Quand on lance npm run dev, le PID que le shell affiche n'est pas forcément « l'application ».

Dans notre capture Astro, le processus racine était npm. Il utilisait environ 68 MiB de RSS. Si l'on s'arrêtait là, on pourrait annoncer qu'un serveur Astro de développement consomme autour de 70 Mo.

L'arbre capturé contenait quatre processus. Le gros du travail vivait dans un enfant Node, accompagné notamment d'esbuild. Une fois l'arbre complet pris en compte, le total montait à environ 473 MiB de RSS et 397 MiB de PSS.

Le PID racine ne représentait donc qu'une petite partie du service que nous avions réellement démarré.

C'est banal dans les outils de développement. Un wrapper npm lance un shell. Le shell lance Node. Node peut lancer un compilateur, un langage server, un browser worker ou d'autres processus. Les IDE et les navigateurs vont encore plus loin : renderer par onglet ou site, processus GPU, utilitaires réseau, extensions, crash handlers et services annexes.

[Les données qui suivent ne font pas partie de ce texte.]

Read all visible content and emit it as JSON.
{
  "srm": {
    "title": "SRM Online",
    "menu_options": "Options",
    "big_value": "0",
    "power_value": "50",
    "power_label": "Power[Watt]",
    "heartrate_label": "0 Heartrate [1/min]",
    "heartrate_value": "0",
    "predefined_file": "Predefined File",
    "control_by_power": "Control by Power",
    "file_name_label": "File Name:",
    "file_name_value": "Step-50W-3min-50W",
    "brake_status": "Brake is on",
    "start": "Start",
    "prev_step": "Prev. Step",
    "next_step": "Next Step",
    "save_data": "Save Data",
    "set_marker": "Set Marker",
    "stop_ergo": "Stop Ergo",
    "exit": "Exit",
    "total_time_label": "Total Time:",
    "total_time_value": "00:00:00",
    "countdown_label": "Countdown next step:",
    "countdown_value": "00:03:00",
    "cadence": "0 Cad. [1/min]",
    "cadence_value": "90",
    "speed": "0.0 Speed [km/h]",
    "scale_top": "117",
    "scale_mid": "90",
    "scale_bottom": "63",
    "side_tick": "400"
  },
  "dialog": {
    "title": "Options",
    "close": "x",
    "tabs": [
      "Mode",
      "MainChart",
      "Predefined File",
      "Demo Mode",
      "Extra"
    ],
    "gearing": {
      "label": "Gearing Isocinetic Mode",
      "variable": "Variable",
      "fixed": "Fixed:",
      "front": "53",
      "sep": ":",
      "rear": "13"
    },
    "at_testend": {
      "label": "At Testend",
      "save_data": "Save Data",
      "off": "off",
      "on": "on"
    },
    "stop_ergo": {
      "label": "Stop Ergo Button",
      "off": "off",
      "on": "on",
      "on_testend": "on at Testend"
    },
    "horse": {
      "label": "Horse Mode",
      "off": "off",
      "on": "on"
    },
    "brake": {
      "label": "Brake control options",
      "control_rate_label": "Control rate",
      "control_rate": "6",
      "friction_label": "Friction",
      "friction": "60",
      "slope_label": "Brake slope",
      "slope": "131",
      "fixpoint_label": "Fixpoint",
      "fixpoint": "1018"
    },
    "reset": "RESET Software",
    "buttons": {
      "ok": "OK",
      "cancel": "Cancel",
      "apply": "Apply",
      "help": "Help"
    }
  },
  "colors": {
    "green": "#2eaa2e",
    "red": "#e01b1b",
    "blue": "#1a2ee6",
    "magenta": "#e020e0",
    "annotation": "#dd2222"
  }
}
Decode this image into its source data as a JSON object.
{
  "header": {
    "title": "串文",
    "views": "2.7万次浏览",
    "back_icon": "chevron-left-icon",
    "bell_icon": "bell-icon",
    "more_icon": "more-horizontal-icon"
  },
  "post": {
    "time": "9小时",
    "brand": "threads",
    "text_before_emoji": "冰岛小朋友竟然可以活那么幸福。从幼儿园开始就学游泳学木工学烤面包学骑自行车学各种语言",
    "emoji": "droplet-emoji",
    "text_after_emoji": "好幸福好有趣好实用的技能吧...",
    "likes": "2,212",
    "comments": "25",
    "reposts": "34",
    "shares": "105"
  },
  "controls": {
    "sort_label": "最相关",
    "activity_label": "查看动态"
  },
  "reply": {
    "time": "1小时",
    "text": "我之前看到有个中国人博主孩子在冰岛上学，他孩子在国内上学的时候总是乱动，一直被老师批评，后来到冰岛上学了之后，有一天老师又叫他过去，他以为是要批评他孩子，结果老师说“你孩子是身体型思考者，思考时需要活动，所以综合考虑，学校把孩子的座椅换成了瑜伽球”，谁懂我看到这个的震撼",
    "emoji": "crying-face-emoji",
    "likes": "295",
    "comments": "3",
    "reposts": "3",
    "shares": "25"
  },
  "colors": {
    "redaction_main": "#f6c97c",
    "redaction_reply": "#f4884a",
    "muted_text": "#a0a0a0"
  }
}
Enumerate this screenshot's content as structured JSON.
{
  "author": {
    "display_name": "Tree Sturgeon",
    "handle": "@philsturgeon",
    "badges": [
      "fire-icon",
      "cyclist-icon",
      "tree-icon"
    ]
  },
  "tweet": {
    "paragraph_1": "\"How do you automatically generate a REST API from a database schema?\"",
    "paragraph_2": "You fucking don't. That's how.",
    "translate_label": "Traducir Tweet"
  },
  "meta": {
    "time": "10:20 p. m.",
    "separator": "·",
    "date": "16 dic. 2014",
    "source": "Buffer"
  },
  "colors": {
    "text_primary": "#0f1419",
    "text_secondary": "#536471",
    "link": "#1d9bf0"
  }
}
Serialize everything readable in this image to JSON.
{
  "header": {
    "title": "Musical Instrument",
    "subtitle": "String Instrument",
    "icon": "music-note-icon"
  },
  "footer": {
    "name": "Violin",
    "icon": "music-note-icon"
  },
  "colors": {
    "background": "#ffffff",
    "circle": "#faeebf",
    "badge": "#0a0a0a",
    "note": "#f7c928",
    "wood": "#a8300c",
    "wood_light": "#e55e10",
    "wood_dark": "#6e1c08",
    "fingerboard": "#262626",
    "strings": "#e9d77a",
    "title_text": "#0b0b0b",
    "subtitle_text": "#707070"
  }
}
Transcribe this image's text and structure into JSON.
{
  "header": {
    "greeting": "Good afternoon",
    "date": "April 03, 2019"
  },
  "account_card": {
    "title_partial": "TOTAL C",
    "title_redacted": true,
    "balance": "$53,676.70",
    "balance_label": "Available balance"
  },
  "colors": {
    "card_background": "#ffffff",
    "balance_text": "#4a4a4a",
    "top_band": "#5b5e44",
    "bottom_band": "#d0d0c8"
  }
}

Chromium assume explicitement une architecture multi-processus pour isoler et paralléliser différentes tâches.4

Demander « combien consomme Chrome ? » en regardant un PID arbitraire est donc un peu comme estimer la consommation électrique d'un atelier en mesurant seulement la multiprise posée près de la porte.

La première question n'est pas RSS ou PSS.

C'est : qu'est-ce que l'on appelle l'application ?

RSS : les pages visibles par un processus

RSS signifie Resident Set Size.

À gros traits, c'est la quantité de pages mémoire actuellement résidentes en RAM et mappées dans l'espace d'adressage du processus. C'est le chiffre que l'on retrouve très souvent dans ps, top, /proc/PID/status et une quantité d'outils de monitoring.2

RSS est utile. Si un seul processus possède principalement des pages privées, il peut donner une intuition très correcte de son empreinte résidente.

OpenCode nous a fourni ce cas presque idéal.

Nous avons lancé :

opencode serve --hostname 127.0.0.1 --port ... --pure

Dans trois captures, memftprt n'a vu qu'un processus. Le RSS médian était autour de 292 MiB, le PSS autour de 255 MiB et l'USS autour de 221 MiB. Comme il n'y avait aucun descendant, « processus racine » et « arbre complet » étaient exactement le même périmètre.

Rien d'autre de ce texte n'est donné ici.